Déjeuner à baguettes. Decoration of garlands and wreaths of mixed flowers and red roses. In the centre of the tray, a polychrome trophy with a plumed crown, a bow and arrows with a quiver, and a sabre with lion's head pommel. Tray (plateau à baguettes, 39.4 x 26.7 cm), teapot (théière Calabre, length 14.5 cm, height 10.5 cm), sugar bowl (pot à sucre Bouret, second size, height 10 cm), milk jug (pot à lait à trois pieds, second size, height 10.1 cm), cup and saucer (gobelet litron et soucoupe, third size, height of cup 5.9 cm, diameter of saucer 12.3 cm). On most pieces, interlaced L's, date-letter x for 1775, painter's mark B.n for Nicolas Bulidon. The milk jug with date-letter ee for 1782 and Bulidon's mark.
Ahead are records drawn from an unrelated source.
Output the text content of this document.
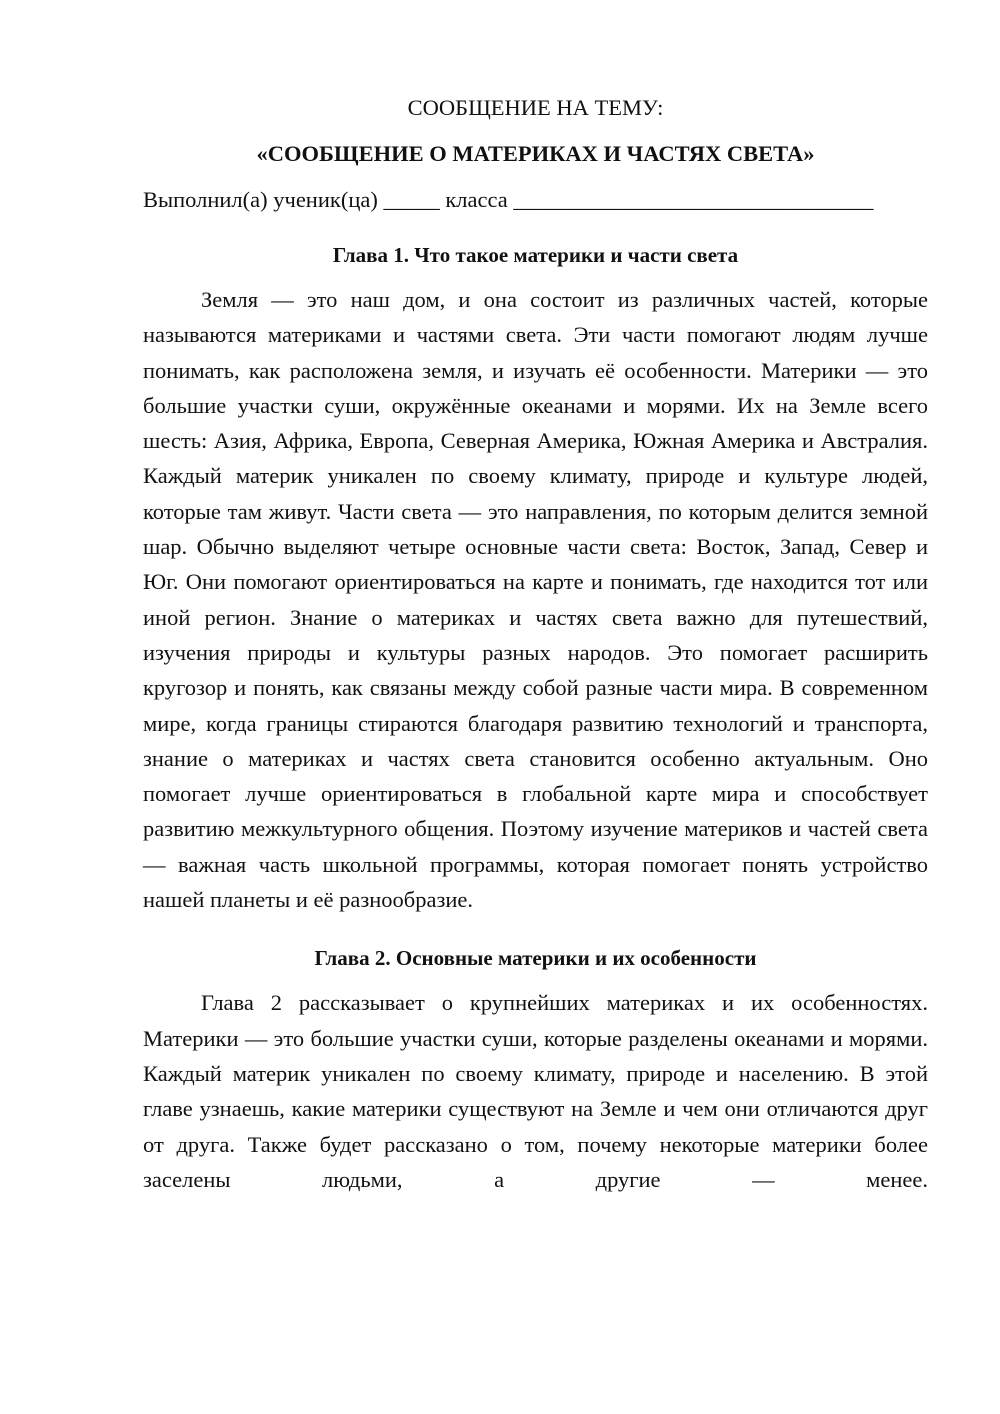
СООБЩЕНИЕ НА ТЕМУ:

«СООБЩЕНИЕ О МАТЕРИКАХ И ЧАСТЯХ СВЕТА»

Выполнил(а) ученик(ца) _____ класса ________________________________

Глава 1. Что такое материки и части света

Земля — это наш дом, и она состоит из различных частей, которые называются материками и частями света. Эти части помогают людям лучше понимать, как расположена земля, и изучать её особенности. Материки — это большие участки суши, окружённые океанами и морями. Их на Земле всего шесть: Азия, Африка, Европа, Северная Америка, Южная Америка и Австралия. Каждый материк уникален по своему климату, природе и культуре людей, которые там живут. Части света — это направления, по которым делится земной шар. Обычно выделяют четыре основные части света: Восток, Запад, Север и Юг. Они помогают ориентироваться на карте и понимать, где находится тот или иной регион. Знание о материках и частях света важно для путешествий, изучения природы и культуры разных народов. Это помогает расширить кругозор и понять, как связаны между собой разные части мира. В современном мире, когда границы стираются благодаря развитию технологий и транспорта, знание о материках и частях света становится особенно актуальным. Оно помогает лучше ориентироваться в глобальной карте мира и способствует развитию межкультурного общения. Поэтому изучение материков и частей света — важная часть школьной программы, которая помогает понять устройство нашей планеты и её разнообразие.

Глава 2. Основные материки и их особенности

Глава 2 рассказывает о крупнейших материках и их особенностях. Материки — это большие участки суши, которые разделены океанами и морями. Каждый материк уникален по своему климату, природе и населению. В этой главе узнаешь, какие материки существуют на Земле и чем они отличаются друг от друга. Также будет рассказано о том, почему некоторые материки более заселены людьми, а другие — менее.
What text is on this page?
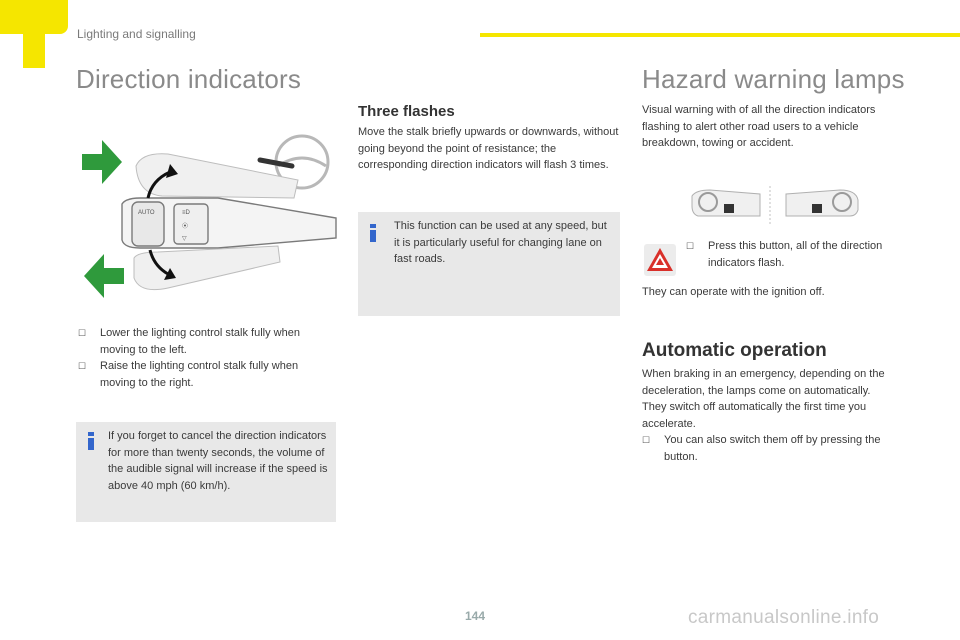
Lighting and signalling
Direction indicators
AUTO	≡D
⦿
▽
☐	Lower the lighting control stalk fully when moving to the left.
☐	Raise the lighting control stalk fully when moving to the right.
If you forget to cancel the direction indicators for more than twenty seconds, the volume of the audible signal will increase if the speed is above 40 mph (60 km/h).
Three flashes
Move the stalk briefly upwards or downwards, without going beyond the point of resistance; the corresponding direction indicators will flash 3 times.
This function can be used at any speed, but it is particularly useful for changing lane on fast roads.
Hazard warning lamps
Visual warning with of all the direction indicators flashing to alert other road users to a vehicle breakdown, towing or accident.
☐	Press this button, all of the direction indicators flash.
They can operate with the ignition off.
Automatic operation
When braking in an emergency, depending on the deceleration, the lamps come on automatically.
They switch off automatically the first time you accelerate.
☐	You can also switch them off by pressing the button.
144	carmanualsonline.info
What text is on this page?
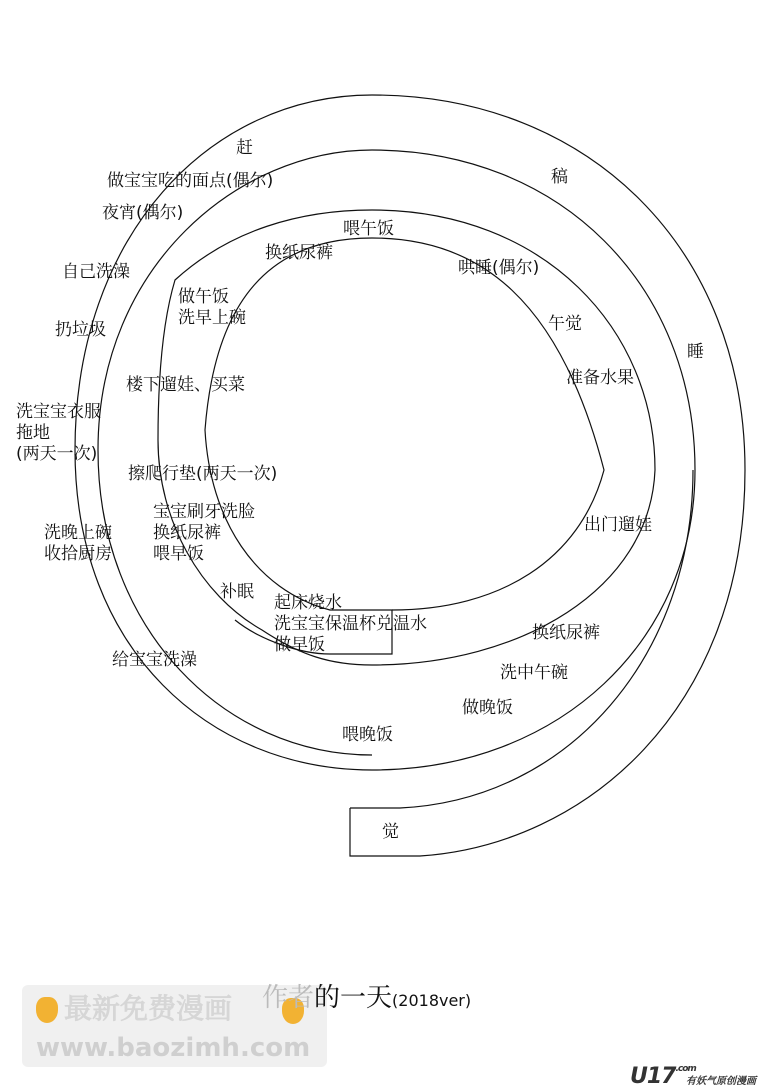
赶
做宝宝吃的面点(偶尔)
夜宵(偶尔)
自己洗澡
扔垃圾
洗宝宝衣服
拖地
(两天一次)
洗晚上碗
收拾厨房
给宝宝洗澡
喂晚饭
觉
稿
睡
喂午饭
换纸尿裤
哄睡(偶尔)
做午饭
洗早上碗	午觉
准备水果
楼下遛娃、买菜
擦爬行垫(两天一次)
宝宝刷牙洗脸
换纸尿裤
喂早饭
出门遛娃
补眠
起床烧水
洗宝宝保温杯兑温水
做早饭
换纸尿裤
洗中午碗
做晚饭
最新免费漫画
www.baozimh.com
作者的一天(2018ver)
$U17^{.com}$
有妖气原创漫画
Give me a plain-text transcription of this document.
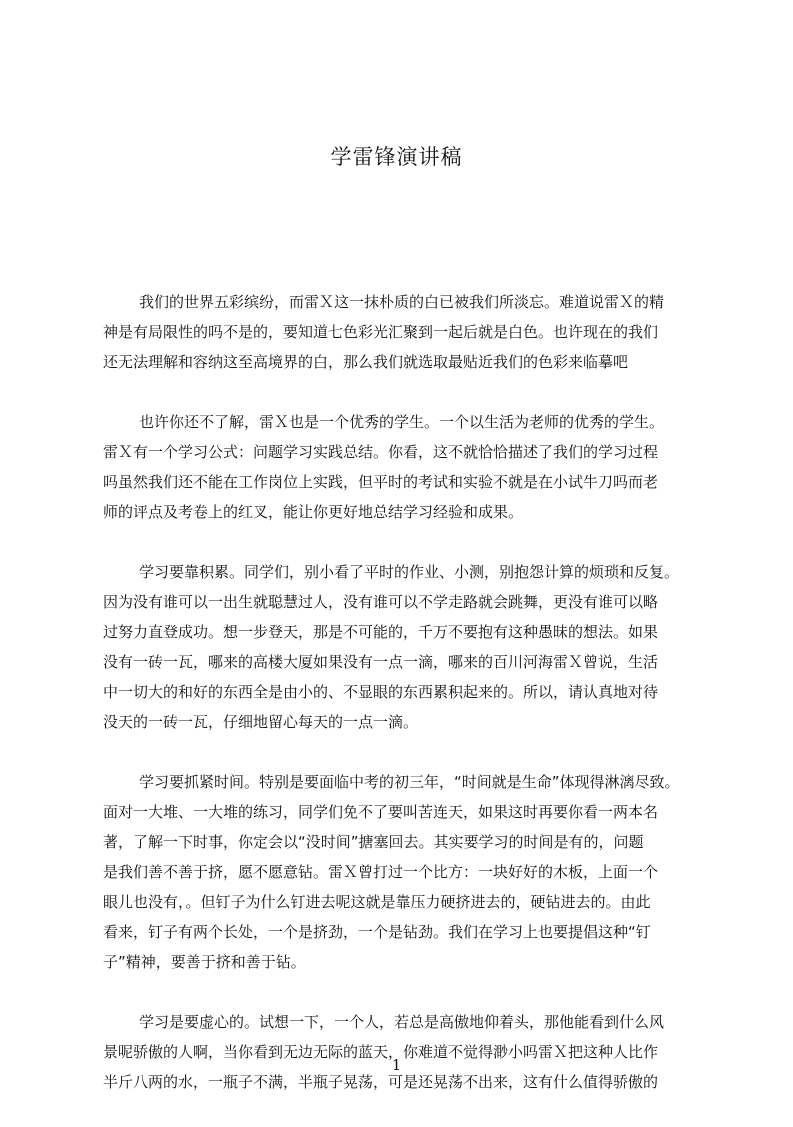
学雷锋演讲稿
我们的世界五彩缤纷，而雷Ｘ这一抹朴质的白已被我们所淡忘。难道说雷Ｘ的精
神是有局限性的吗不是的，要知道七色彩光汇聚到一起后就是白色。也许现在的我们
还无法理解和容纳这至高境界的白，那么我们就选取最贴近我们的色彩来临摹吧
也许你还不了解，雷Ｘ也是一个优秀的学生。一个以生活为老师的优秀的学生。
雷Ｘ有一个学习公式：问题学习实践总结。你看，这不就恰恰描述了我们的学习过程
吗虽然我们还不能在工作岗位上实践，但平时的考试和实验不就是在小试牛刀吗而老
师的评点及考卷上的红叉，能让你更好地总结学习经验和成果。
学习要靠积累。同学们，别小看了平时的作业、小测，别抱怨计算的烦琐和反复。
因为没有谁可以一出生就聪慧过人，没有谁可以不学走路就会跳舞，更没有谁可以略
过努力直登成功。想一步登天，那是不可能的，千万不要抱有这种愚昧的想法。如果
没有一砖一瓦，哪来的高楼大厦如果没有一点一滴，哪来的百川河海雷Ｘ曾说，生活
中一切大的和好的东西全是由小的、不显眼的东西累积起来的。所以，请认真地对待
没天的一砖一瓦，仔细地留心每天的一点一滴。
学习要抓紧时间。特别是要面临中考的初三年，“时间就是生命”体现得淋漓尽致。
面对一大堆、一大堆的练习，同学们免不了要叫苦连天，如果这时再要你看一两本名
著，了解一下时事，你定会以“没时间”搪塞回去。其实要学习的时间是有的，问题
是我们善不善于挤，愿不愿意钻。雷Ｘ曾打过一个比方：一块好好的木板，上面一个
眼儿也没有，。但钉子为什么钉进去呢这就是靠压力硬挤进去的，硬钻进去的。由此
看来，钉子有两个长处，一个是挤劲，一个是钻劲。我们在学习上也要提倡这种“钉
子”精神，要善于挤和善于钻。
学习是要虚心的。试想一下，一个人，若总是高傲地仰着头，那他能看到什么风
景呢骄傲的人啊，当你看到无边无际的蓝天，你难道不觉得渺小吗雷Ｘ把这种人比作
半斤八两的水，一瓶子不满，半瓶子晃荡，可是还晃荡不出来，这有什么值得骄傲的
1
At Sèvres, a tea service got its name from the name of the tray with matching decoration on which it stood. So as the tray is called a plateau à baguettes (presumably from the mouldings around the edge which look like rods or sticks) the whole set is called déjeuner à baguettes.

This shape of tray is known from the late 1760's. For a detailed discussion of the shape see Wadsworth no. 96.

The milk jug dates from just seven years later. So clearly the service had a caring original owner who ordered a replacement of the same decoration when his milk jug got broken, and someone at the factory knew to go back to the original painter, Bulidon, to decorate another one.

Bears an Albert Amor label probably from the 1950's or 1960's.

The tray with a few firecracks around the handles. The teapot with a tiny chip to the spout. The cover of the sugar bowl with a chip which was glazed over and gilded.